Game Jerks: A new voice in gaming journalism

GameJerks.net looks to change the face of today's gaming journalism. Courtesy GameJerks.net

GameJerks.net looks to change the face of today's gaming journalism. Courtesy GameJerks.net

When it comes to gaming journalism, websites like IGN and GameSpot rule the web. But Game Jerks wants to create a new site that redefines video game journalism.

The new challenger staffers say they are bringing a newer, fresher voice and attitude than the others.

Game Jerks was started by Alan Barnes and Christopher Pfeifer two years ago. As big video game fans, they read gaming sites voraciously, but they felt that many video game review sites were overly promotional. They thought they could bring a refreshing attitude to the industry with more gaming news and detailed, frank reviews.

The site tries to engage its readership by closely linking its content with social networks such as Facebook and Twitter. The concept is “IGN meets Facebook,” they say. Their website has an ambitious goal to compete with San Francisco-based industry leader, IGN.

Barnes’ interest in gaming comes from his father, who helped develop a few big name titles like football simulation game Madden ’94 for Electronic Arts Inc. and the action-adventure Legacy of Kain series for Crystal Dynamics.

Prior to Game Jerks, Barnes created anime entertainment sites.

Pfeifer, who is a freelance coder, handles the coding and design of the site.

Barnes knows that it’s an uphill battle for a newcomer to get attention in the crowded industry. He has faced challenges with finding talented staff and keeping content flow consistent. To keep costs down, he decided to keep the operations in his hometown of Oakland. Barnes currently operates the website from his computer at home.

“San Francisco and Mountain View are super expensive and San Francisco is overpopulated,” he said. “Oakland has space, people are here.”

The San Francisco Bay Area is home to numerous video game developers and several video game news organizations. However, very few of them reside in Oakland. Of the Bay Area’s gaming companies, only Big Fish-Self Aware Games in the Westlake neighborhood and Action Button Entertainment LLC, a mobile gaming company, are based in the city.
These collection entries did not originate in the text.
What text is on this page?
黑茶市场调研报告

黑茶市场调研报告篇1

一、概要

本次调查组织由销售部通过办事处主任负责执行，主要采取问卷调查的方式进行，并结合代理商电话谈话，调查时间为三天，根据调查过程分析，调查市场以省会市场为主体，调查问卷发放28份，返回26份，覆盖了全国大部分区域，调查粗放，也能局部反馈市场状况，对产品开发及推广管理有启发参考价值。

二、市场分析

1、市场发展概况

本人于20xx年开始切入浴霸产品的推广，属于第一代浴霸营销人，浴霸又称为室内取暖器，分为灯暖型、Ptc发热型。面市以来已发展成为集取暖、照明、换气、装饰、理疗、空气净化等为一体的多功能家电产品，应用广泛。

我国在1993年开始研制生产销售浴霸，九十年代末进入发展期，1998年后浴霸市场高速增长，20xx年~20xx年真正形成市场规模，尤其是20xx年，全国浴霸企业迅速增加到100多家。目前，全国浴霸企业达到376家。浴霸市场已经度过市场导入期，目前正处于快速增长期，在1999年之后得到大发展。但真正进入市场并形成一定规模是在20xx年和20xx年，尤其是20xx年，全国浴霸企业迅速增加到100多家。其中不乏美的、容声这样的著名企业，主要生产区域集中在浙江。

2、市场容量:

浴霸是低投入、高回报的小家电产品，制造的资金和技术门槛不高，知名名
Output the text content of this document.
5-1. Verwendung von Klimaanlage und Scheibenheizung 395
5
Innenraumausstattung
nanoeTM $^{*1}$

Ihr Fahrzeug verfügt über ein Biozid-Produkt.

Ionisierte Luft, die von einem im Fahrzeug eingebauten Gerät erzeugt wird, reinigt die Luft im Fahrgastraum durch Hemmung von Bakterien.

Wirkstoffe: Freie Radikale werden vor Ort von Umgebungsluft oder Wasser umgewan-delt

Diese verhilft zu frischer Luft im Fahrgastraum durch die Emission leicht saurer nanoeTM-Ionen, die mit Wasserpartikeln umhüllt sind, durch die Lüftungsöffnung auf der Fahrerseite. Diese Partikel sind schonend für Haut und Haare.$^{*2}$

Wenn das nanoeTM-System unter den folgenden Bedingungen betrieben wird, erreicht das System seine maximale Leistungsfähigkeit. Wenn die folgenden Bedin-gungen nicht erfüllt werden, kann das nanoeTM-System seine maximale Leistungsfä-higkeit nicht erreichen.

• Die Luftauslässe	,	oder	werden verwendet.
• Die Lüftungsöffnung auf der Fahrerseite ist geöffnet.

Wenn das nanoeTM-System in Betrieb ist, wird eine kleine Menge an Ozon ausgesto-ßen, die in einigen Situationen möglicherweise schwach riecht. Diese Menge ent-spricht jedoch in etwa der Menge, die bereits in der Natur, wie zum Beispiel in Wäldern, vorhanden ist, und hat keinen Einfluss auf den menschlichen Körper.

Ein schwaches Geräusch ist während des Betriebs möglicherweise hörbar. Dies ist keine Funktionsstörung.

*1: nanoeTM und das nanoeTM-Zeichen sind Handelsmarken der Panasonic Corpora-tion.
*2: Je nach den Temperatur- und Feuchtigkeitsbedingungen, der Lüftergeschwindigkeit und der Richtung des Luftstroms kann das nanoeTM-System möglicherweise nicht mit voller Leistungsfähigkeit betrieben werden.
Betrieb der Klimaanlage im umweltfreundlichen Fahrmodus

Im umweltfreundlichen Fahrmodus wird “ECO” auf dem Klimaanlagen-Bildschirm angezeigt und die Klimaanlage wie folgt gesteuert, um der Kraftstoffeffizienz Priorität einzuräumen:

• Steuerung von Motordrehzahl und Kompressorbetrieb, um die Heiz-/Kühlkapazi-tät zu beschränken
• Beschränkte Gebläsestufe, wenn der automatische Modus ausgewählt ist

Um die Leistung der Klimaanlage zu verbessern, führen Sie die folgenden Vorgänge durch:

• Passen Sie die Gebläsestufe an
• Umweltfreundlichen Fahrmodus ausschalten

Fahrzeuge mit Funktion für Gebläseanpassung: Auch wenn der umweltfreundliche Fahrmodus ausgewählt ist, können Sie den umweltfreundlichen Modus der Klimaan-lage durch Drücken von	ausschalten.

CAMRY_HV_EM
Barnes, who is a high school dropout, hopes that Game Jerks will eventually become successful enough to hire more employees. He wants to help high school students learn technology and journalism, so they can enter the fast growing industry.

“I want to build it up to a point where I can hire in Oakland,” he said. “I want to be able to get in there and help kids learn and give back to the community, teach kids how to review games, get them interested and get them paid.”